Evaluate classifier on a dataset

This tutorial shows you how you can test the performance of a classifier on a data set. This tutorial will introduce two classes. EvaluateDataset, which allows you to test a classifier on a data set and it will also introduce PerformanceMeasure. This class is used to store information regarding the performance of a classifier.

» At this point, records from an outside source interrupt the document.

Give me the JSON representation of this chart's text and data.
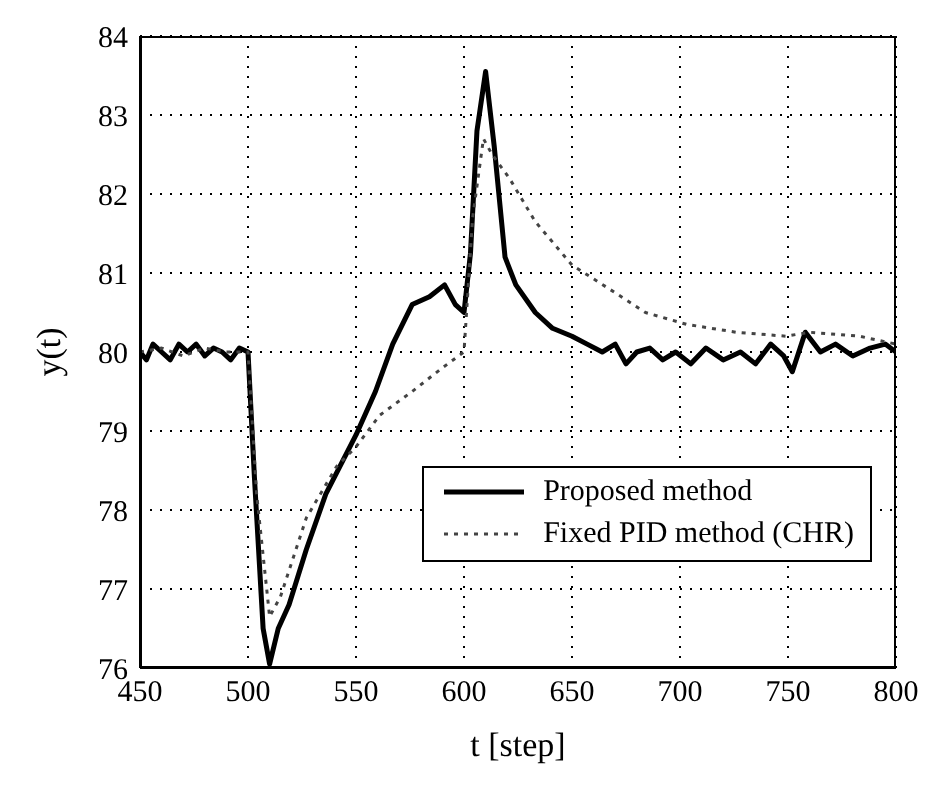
{
  "chart_data": {
    "type": "line",
    "xlabel": "t [step]",
    "ylabel": "y(t)",
    "xlim": [
      450,
      800
    ],
    "xticks": [
      450,
      500,
      550,
      600,
      650,
      700,
      750,
      800
    ],
    "ylim": [
      76,
      84
    ],
    "yticks": [
      76,
      77,
      78,
      79,
      80,
      81,
      82,
      83,
      84
    ],
    "grid": true,
    "legend": "bottom right",
    "marker": "none",
    "series": [
      {
        "name": "Proposed method",
        "color": "#000000",
        "line_style": "solid",
        "x": [
          450,
          453,
          456,
          460,
          464,
          468,
          472,
          476,
          480,
          484,
          488,
          492,
          496,
          500,
          503,
          507,
          510,
          514,
          519,
          527,
          536,
          550,
          559,
          567,
          576,
          584,
          591,
          596,
          600,
          603,
          606,
          610,
          614,
          619,
          624,
          633,
          641,
          650,
          657,
          664,
          670,
          675,
          680,
          686,
          692,
          698,
          705,
          712,
          720,
          728,
          735,
          742,
          748,
          752,
          755,
          758,
          765,
          772,
          780,
          788,
          795,
          800
        ],
        "values": [
          80.0,
          79.9,
          80.1,
          80.0,
          79.9,
          80.1,
          80.0,
          80.1,
          79.95,
          80.05,
          80.0,
          79.9,
          80.05,
          80.0,
          78.4,
          76.5,
          76.05,
          76.5,
          76.8,
          77.5,
          78.2,
          78.95,
          79.5,
          80.1,
          80.6,
          80.7,
          80.85,
          80.6,
          80.5,
          81.25,
          82.8,
          83.55,
          82.6,
          81.2,
          80.85,
          80.5,
          80.3,
          80.2,
          80.1,
          80.0,
          80.1,
          79.85,
          80.0,
          80.05,
          79.9,
          80.0,
          79.85,
          80.05,
          79.9,
          80.0,
          79.85,
          80.1,
          79.95,
          79.75,
          80.0,
          80.25,
          80.0,
          80.1,
          79.95,
          80.05,
          80.1,
          80.0
        ]
      },
      {
        "name": "Fixed PID method (CHR)",
        "color": "#444444",
        "line_style": "dotted",
        "x": [
          450,
          460,
          470,
          480,
          490,
          500,
          504,
          510,
          515,
          527,
          541,
          550,
          561,
          576,
          590,
          600,
          604,
          609,
          613,
          621,
          633,
          650,
          670,
          684,
          703,
          726,
          749,
          760,
          783,
          800
        ],
        "values": [
          80.0,
          80.05,
          79.95,
          80.05,
          80.0,
          80.0,
          78.2,
          76.65,
          76.9,
          77.9,
          78.55,
          78.8,
          79.2,
          79.5,
          79.8,
          80.0,
          81.7,
          82.7,
          82.5,
          82.2,
          81.65,
          81.1,
          80.75,
          80.5,
          80.35,
          80.25,
          80.2,
          80.25,
          80.2,
          80.1
        ]
      }
    ]
  }
}
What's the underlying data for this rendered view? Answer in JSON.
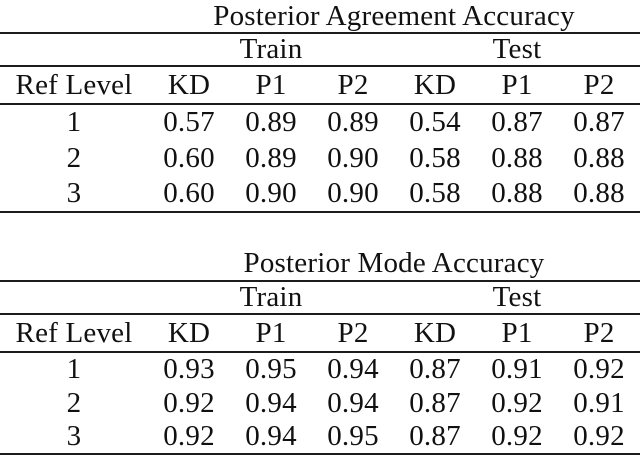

Evaluate a classifier on a dataset

  1. Dataset data = FileHandler.loadDataset(new File("devtools/data/iris.data"), 4, ",");
  2. Classifier knn = new KNearestNeighbors(5);
  3. knn.buildClassifier(data);
  4. Dataset dataForClassification = FileHandler.loadDataset(new File("devtools/data/iris.data"), 4, ",");
  5.  
  6. Map<Object, PerformanceMeasure> pm = EvaluateDataset.testDataset(knn, dataForClassification);
  7. for(Object o:pm.keySet())
  8. System.out.println(o+": "+pm.get(o).getAccuracy());

[Documented source code]
This sample loads the iris data set, constructs a 5-nearest neighbor classifier and loads the iris data again.

The testDataset method will use the trained classifier to predict the labels for all instances in the supplied data set. The performance of the classifier is returned as a map that contains for each class a performance measure. A PerformanceMeasure is a wrapper around the values for the true positives, true negatives, false positives and false negatives. This class also provides a number of convenience method to calculate a number of aggregate measures like accuracy, f-score, recall, precision, sensitivity, specificity, etc.